Similarly, a Florida appellate court upheld a lower court’s decision allowing police to search a cell phone found on an arrestee because it was a ‘container.’ The court likened the cell phone to a pack of cigarettes, which could be searched for contraband (U.S. v. Robinson, 1973).
However, the Ohio Supreme Court recently ruled against warrantless cell phone searches, reasoning that searches incident to arrests apply only to protect law enforcement officers’ safety and the preservation of evidence. In the instance of cell phones, the court said, safety is not a factor, and if there is reason to believe there is evidence on the phone, the police can simply go to a judge, explain why a search is necessary, and get a warrant.
In the age of iPhones, Blackberries and Droids, cell phones are more than devices to speak with someone else. While in some circumstances they may contain evidence related to a crime, they also can also contain years of a person’s life history in the form of emails, pictures, videos, text messages, voice mails, social networking access and other revealing information, such as the apps they’ve loaded on the device.
After someone is arrested for a crime, police may wish to search that person’s home.

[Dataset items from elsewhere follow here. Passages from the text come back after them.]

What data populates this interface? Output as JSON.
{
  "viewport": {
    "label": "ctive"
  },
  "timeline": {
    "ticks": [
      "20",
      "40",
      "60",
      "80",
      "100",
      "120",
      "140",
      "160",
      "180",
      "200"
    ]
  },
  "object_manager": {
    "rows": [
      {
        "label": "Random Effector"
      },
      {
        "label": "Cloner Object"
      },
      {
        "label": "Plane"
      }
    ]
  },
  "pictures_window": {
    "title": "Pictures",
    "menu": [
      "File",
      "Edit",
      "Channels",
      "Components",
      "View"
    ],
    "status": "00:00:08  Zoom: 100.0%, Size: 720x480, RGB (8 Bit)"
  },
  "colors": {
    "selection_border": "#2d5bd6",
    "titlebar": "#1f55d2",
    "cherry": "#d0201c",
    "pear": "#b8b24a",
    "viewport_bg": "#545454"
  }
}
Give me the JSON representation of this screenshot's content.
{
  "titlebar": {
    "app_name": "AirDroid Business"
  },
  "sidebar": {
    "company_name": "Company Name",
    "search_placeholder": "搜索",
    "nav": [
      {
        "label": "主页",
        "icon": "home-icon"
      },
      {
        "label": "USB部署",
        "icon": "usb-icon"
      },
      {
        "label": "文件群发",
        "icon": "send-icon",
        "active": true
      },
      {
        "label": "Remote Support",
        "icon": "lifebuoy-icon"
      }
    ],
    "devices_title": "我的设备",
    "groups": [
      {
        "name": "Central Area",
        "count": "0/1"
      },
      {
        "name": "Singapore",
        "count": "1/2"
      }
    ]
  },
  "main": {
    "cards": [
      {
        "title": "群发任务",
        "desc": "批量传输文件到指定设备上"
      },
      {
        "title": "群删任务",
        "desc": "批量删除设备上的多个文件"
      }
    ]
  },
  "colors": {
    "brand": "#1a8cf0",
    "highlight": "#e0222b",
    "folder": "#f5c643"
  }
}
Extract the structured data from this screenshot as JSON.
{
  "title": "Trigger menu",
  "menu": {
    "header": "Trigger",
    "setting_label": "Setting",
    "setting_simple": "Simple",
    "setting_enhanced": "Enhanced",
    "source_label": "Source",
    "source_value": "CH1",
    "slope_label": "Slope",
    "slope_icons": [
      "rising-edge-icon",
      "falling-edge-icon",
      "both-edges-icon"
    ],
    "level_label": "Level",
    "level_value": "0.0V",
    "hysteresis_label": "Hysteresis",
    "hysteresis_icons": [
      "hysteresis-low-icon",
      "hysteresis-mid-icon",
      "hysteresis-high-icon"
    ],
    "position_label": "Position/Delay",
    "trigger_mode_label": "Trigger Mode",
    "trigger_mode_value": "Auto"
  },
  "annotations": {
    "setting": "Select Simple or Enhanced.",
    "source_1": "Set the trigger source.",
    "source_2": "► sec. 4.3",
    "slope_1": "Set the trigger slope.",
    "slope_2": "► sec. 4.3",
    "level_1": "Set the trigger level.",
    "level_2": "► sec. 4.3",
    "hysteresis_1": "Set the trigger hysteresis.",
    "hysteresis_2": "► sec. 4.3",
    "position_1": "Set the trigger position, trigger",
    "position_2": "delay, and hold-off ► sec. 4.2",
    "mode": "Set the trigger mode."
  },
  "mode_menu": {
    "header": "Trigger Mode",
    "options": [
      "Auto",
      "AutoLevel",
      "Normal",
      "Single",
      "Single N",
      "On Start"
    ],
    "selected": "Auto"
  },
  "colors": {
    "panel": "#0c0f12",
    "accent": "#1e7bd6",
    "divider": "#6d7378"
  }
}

But they can’t do that without first convincing a judge that the search is likely to yield evidence related to the crime and obtaining a warrant. Today, one’s cell phone may contain as much information as his or her home and should be equally protected from government searches.
With the courts up in the air on this, it makes sense for Virginia’s legislators to set things straight by passing a law that prohibits warrantless searches of cell phones. It’s as simple as that, and there’s no reason such a bill can’t get bipartisan support since it should appeal to the entire spectrum of political philosophies.
We suggest you contact your state legislators now, and ask them to introduce such a bill in the 2012 General Assembly session.